Une vieille femme identifiée comme Adis ou Adys, aux cheveux blancs et à la silhouette mince, a été retrouvée à plusieurs reprises désorientée et avec des problèmes de santé à l'intersection des rues 19 et 42, dans le municipalité de Playa, La Havane, sans qu'aucune institution de l'État n'ait réagi à sa situation.
L'alerte a été lancée dans le groupe Facebook "Voisins de 41 et 42 (41 et 39)", où la publication a accumulé plus de 3 810 réactions et des dizaines de commentaires de voisin qui ont tenté, de manière spontanée, d'identifier la femme et de localiser ses proches.

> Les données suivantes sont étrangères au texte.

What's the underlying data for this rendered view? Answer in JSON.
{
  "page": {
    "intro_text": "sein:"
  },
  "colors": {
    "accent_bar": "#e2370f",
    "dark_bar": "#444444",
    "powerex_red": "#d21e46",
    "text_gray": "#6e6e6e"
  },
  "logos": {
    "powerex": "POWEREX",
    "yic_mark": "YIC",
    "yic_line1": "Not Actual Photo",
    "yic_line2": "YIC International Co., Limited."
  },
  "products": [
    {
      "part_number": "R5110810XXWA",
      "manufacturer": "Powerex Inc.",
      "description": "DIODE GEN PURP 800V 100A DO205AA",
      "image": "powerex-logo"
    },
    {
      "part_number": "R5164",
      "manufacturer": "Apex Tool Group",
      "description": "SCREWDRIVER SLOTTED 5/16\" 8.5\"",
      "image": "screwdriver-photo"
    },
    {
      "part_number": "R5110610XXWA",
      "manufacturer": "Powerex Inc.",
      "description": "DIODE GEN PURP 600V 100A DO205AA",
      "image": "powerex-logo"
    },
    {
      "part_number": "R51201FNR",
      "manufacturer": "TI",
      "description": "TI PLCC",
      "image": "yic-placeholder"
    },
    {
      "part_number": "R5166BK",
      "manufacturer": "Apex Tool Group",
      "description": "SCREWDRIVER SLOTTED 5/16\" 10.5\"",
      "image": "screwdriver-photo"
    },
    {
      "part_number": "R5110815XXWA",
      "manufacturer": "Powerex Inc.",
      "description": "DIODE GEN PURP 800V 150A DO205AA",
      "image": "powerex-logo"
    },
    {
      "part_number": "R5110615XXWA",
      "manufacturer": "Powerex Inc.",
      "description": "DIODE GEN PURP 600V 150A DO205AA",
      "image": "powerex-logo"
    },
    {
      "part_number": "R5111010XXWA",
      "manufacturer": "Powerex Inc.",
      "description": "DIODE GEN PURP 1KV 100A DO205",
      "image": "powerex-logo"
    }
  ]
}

Plusieurs internautes ont confirmé que la dame vit dans l'immeuble situé au croisement de 19 et 42, en face du Trimagen, avec une entrée par la rue 42, dans l'appartement du dessus d'un duplex en angle.

La usager Daylén Vega a raconté l'avoir rencontrée quelques jours auparavant au feu de circulation de cette même intersection : "Elle ne se sentait pas bien et nous l'avons amenée au policlinique 1er Janvier, là-bas elle a dit qu'elle vivait au 19 et 42 dans l'immeuble qui fait coin en face du Trimagen. Elle présentait un épisode neurologique, selon ce qu'ont rapporté les médecins."
Ce même jour, Lisandra Guibert a vu Paula avec une douleur à la poitrine vers 10h40 : "Je me suis arrêtée pour l'aider et j'ai rapidement appelé mon mari pour l'emmener à l'hôpital, car aucune voiture ne s'arrêtait. À ce moment-là, une ambulance passait et ils l'ont emmenée".
Des heures plus tard, Yadira Dávila Llanes a informé que la vieille dame était à l'Hôpital Enseignant de Playa à midi, où on lui a administré une duralgine après qu'elle soit tombée dans la rue.
L'affaire n'est pas récente. Carmen Isabel Jover Casadevall a signalé que la dame "s'est beaucoup détériorée en l'espace de 1,5 ans" et qu'elle a des parents et des connaissances dans cette direction, bien que personne n'ait pris en charge ses soins.
L'infirmière Ileana Rivero a été plus directe en soulignant l'abandon familial : "Cette dame vit à la 19 et 42. La fille, si on peut l'appeler ainsi, ne veut pas s'occuper d'elle. Je suis infirmière et cela me brise le cœur de la voir dans mon polyclinique."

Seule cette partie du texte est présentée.